New York’s proposed marijuana legalization, once seen as a sure thing, fell off of the state budget recently as a number of senators had “serious problems” with aspects of the legislation. Many senators, such as Chris Jacobs, feel that legalization would come as a detriment to the public’s health.
Current research supports that marijuana can have negative effects on a user’s health and well-being. This is especially true for the adolescent brain. According to the Centers for Disease Control and Prevention, teen marijuana use can be linked to harmful, long-lasting consequences during crucial stages of brain development.
A recent study published in the Journal of Neuroscience found an abnormal volume change in areas of the brain that control emotions, memory and learning in teens (age 14) who reported using marijuana just once or twice.
Looking to states that have legalized marijuana, the outcome has been far less glamorous than advertised. In Colorado, crime has increased 35 percent, while drugged driving incidents involving marijuana use has increased 88 percent since legalization. Kevin Sabet, president and CEO of Smart Approaches to Marijuana NY, recently acknowledged that no legalized state has seen a reduction in prison populations, and that currently only 3 percent of the prisoners in the U.S. are individuals held on marijuana-related offenses. He also points out that most of these charges are trafficking-based. While decriminalization and addressing stigma surrounding law enforcement is a necessity, these issues do not require full recreational legalization.
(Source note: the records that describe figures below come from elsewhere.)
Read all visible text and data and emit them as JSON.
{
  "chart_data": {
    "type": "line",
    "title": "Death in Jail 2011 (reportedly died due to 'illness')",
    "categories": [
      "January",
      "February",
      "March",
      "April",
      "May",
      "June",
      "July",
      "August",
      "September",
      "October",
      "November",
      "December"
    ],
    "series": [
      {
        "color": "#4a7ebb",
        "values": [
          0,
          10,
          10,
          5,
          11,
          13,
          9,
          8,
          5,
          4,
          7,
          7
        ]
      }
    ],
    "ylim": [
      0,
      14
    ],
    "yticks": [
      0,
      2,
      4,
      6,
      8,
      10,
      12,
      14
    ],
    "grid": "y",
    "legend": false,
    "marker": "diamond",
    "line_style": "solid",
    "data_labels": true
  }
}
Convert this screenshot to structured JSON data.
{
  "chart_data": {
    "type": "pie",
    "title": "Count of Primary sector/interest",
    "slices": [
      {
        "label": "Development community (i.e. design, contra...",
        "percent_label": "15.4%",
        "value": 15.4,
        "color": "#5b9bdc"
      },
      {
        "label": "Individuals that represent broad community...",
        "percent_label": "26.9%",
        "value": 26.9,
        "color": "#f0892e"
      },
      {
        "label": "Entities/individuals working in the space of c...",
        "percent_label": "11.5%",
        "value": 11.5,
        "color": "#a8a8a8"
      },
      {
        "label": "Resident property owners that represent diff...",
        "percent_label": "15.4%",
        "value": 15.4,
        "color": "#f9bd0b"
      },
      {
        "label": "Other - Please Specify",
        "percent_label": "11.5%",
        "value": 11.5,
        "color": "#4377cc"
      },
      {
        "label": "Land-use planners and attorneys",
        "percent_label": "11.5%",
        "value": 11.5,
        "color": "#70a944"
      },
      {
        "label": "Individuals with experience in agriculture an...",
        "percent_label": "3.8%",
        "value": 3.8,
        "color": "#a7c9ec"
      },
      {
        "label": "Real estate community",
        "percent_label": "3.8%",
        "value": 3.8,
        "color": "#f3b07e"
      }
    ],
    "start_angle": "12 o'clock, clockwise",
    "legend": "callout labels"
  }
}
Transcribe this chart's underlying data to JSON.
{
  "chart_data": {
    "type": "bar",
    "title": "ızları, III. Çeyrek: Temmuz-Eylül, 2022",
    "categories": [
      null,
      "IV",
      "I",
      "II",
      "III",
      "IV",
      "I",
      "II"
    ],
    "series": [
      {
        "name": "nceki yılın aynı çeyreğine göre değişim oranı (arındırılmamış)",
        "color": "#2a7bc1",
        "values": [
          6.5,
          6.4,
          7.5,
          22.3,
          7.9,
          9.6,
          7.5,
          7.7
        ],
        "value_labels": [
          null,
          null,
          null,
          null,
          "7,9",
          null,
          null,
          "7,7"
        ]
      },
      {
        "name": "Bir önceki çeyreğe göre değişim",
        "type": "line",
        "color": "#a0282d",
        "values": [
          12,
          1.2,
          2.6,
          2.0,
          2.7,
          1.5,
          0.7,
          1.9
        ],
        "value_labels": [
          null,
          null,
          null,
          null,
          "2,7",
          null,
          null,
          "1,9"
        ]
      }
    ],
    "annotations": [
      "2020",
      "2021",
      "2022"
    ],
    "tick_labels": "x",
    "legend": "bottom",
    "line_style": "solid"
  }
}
On the topic of potential profit gained from marijuana, a recent study released by Colorado’s Centennial Institute found that for every dollar made in revenue from marijuana tax, Coloradoans spent $4.50 to mitigate the impacts of marijuana legalization.
We have spent billions of dollars combating the destruction caused by “Big Tobacco,” and with the proper time and research, the same does not have to be said for marijuana.
Joshua Vacanti is an educator for the Erie County Council for the Prevention of Alcohol and Substance Abuse.